IHCA vice-president and consultant histopathologist Professor Rob Landers said waiting lists have been deteriorating over the past decade.

“Over the last decade, the situation has progressively deteriorated to a point where we are now in an absolute crisis,” he said.

"The Government and health service must stop hiding behind the pandemic and cyberattack as the main reasons for our growing waiting lists. We need multi-annual budgeting from the Department of Health and to bring together a plan to sort this problem out once and for all."

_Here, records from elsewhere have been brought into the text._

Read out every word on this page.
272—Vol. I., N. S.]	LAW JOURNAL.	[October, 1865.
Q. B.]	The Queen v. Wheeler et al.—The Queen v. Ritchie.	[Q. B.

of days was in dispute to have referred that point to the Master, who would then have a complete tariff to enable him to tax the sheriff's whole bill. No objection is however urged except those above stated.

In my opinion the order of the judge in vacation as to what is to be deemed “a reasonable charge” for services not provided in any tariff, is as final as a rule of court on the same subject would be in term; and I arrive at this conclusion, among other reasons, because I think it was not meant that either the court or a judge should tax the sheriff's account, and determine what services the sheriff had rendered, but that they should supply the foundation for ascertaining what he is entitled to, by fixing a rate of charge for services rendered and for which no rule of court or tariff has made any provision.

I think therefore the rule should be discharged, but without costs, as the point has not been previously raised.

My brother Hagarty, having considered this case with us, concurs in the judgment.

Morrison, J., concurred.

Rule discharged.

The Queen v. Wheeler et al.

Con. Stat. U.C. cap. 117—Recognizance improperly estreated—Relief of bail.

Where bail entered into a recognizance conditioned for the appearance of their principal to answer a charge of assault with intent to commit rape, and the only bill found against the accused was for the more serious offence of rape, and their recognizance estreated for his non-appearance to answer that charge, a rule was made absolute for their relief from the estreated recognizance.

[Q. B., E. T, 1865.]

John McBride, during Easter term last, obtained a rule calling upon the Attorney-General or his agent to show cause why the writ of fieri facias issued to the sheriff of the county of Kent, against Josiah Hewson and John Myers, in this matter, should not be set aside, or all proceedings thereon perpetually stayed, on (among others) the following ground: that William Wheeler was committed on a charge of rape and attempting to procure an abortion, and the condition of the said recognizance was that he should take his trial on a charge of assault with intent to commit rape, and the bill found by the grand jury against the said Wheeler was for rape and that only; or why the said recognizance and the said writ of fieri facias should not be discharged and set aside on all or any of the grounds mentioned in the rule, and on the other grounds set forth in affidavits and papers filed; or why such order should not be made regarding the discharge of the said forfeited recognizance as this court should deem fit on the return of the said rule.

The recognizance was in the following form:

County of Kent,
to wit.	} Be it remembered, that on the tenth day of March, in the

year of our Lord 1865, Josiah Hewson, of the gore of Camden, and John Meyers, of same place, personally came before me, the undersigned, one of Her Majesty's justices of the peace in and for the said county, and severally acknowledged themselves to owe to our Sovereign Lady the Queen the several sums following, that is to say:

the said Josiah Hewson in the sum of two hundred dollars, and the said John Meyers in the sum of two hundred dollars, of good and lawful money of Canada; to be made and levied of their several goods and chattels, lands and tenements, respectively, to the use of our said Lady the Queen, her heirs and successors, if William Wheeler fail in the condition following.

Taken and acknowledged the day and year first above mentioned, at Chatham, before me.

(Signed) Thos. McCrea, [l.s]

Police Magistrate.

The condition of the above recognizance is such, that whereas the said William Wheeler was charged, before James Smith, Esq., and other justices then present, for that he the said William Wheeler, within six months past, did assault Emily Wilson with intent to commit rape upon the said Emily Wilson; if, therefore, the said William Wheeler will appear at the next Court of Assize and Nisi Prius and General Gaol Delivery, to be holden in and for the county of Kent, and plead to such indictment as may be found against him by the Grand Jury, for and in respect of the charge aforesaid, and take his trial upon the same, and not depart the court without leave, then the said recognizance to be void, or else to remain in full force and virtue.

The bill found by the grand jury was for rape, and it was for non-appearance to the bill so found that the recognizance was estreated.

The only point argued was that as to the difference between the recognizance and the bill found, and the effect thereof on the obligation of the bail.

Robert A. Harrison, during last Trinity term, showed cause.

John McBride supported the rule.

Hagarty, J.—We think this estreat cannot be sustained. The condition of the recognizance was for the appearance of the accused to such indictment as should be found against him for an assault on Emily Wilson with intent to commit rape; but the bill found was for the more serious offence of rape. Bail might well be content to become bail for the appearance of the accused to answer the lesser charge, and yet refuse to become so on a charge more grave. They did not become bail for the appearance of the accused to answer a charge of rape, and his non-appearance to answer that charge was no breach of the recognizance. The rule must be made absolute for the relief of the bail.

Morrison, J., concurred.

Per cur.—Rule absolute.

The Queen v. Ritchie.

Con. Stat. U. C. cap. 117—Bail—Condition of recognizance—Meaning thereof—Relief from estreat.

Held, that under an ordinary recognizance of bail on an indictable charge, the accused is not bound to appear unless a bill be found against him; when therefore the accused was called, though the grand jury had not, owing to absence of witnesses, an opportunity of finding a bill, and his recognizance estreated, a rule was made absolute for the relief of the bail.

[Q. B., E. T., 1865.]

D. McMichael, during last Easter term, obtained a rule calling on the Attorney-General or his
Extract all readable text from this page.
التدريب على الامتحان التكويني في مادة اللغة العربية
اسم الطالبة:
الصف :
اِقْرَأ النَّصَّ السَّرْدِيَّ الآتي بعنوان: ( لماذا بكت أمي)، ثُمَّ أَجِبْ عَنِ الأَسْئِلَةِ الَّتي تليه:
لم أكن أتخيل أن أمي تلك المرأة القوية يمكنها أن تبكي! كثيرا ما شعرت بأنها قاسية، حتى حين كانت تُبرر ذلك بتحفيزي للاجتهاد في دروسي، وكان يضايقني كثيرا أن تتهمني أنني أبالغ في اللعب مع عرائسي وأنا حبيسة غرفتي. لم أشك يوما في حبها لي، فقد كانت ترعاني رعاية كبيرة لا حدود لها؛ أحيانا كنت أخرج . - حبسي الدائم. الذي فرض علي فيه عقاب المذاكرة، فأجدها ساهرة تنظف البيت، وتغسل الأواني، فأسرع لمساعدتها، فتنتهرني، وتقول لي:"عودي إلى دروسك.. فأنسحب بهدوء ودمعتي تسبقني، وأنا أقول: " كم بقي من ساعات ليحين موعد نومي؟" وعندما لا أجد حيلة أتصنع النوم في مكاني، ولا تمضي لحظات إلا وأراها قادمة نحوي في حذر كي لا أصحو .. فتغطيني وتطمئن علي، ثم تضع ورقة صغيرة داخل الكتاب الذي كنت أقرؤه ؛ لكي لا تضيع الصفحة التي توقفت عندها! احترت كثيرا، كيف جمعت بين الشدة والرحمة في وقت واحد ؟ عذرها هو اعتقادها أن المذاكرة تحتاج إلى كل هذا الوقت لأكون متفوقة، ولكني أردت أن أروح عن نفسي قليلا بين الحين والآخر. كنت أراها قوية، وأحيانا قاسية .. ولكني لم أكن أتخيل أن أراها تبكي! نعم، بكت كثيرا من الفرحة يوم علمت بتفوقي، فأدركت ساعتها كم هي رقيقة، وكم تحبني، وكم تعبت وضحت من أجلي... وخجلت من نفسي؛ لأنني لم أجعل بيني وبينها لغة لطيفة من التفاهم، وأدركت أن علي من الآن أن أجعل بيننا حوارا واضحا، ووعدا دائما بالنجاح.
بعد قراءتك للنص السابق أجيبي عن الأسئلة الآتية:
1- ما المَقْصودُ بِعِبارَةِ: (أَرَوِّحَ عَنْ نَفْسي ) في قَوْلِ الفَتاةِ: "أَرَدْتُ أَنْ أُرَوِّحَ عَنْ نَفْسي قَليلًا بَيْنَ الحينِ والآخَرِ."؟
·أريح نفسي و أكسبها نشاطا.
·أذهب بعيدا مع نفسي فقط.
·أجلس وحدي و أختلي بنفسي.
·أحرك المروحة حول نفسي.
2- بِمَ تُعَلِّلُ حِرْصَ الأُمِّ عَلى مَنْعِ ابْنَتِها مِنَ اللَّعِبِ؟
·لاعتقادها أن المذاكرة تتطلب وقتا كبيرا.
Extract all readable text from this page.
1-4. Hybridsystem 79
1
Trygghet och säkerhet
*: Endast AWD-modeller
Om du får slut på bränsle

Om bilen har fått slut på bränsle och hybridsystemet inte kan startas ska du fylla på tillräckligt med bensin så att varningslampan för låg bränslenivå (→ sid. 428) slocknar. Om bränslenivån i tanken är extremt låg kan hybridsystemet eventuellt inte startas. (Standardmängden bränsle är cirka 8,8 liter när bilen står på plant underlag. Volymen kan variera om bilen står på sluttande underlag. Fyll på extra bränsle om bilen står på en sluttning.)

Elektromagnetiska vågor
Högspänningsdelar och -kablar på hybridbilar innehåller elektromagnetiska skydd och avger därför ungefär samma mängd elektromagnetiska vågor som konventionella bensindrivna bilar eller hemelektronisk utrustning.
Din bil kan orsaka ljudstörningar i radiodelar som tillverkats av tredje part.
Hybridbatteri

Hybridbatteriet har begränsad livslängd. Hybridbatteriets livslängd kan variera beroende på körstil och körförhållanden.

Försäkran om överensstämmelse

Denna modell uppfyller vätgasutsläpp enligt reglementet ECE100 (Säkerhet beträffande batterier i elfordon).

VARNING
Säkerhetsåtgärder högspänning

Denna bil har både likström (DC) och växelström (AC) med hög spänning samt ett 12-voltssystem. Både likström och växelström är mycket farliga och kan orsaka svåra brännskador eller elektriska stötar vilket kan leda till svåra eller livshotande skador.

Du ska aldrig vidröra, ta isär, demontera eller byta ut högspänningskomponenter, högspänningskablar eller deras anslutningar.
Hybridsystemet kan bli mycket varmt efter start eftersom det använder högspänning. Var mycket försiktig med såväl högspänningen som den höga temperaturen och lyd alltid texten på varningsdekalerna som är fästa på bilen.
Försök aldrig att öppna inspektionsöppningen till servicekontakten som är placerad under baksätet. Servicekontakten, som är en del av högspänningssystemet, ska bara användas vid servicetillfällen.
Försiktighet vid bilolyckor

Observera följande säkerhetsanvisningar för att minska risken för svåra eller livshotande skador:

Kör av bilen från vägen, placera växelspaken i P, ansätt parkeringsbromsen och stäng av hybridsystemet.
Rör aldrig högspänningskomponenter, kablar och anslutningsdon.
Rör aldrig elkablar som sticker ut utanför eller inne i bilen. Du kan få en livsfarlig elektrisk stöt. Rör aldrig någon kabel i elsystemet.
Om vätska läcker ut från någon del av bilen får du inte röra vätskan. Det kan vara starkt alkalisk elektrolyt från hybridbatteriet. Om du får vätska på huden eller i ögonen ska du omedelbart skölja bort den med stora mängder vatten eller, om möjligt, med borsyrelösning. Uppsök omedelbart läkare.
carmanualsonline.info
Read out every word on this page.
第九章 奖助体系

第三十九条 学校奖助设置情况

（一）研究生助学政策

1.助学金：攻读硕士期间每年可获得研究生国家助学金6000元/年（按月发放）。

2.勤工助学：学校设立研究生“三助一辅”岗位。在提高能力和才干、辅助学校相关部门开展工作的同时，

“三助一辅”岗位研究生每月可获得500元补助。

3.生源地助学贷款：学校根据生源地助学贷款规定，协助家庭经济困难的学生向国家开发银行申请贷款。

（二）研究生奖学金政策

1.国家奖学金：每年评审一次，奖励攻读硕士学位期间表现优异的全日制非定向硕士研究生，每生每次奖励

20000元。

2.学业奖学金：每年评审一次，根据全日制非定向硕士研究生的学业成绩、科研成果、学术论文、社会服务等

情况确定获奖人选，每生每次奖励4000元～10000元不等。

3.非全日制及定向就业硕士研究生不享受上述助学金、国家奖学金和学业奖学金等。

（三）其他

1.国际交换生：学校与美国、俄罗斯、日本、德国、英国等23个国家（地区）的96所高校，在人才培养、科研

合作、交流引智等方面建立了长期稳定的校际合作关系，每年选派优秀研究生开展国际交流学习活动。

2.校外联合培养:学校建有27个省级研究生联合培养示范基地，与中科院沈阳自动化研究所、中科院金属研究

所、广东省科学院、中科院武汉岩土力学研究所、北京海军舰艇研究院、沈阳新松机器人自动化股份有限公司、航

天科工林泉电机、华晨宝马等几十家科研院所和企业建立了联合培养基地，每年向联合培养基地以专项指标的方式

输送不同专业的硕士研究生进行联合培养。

Prof Landers said within his own speciality of histopathology (the diagnosis and study of diseases of the tissues), patients are presenting at a later stage over the past number of years.

"Patients are coming in at a more advanced stage – much more so than they should be, and more so than they would be anywhere else in western Europe in particular. This is because people are waiting longer for operations and therefore are waiting longer to start follow-on treatments like chemotherapy. This simply should not be the case," he said.

Prof Landers added while the Government and HSE has said they will be publishing a plan to tackle waiting lists, it as well as a separate plan for addressing capacity deficits need to be expedited as a “priority, ahead of the next winter period”.

In a statement, the HSE said it had continued to deliver urgent health care during the Covid-19 pandemic, and that the cyberattack had had a “further negative effect on service delivery”.

Emergency departments last year saw “historically low attendances”, according to the statement, but this year were seeing historically high levels, putting high pressure on the system, the HSE said.

The average length of stay for patients in hospital has increased by one day, meaning more beds and care needs are required to support the same number of patients, according to the statement.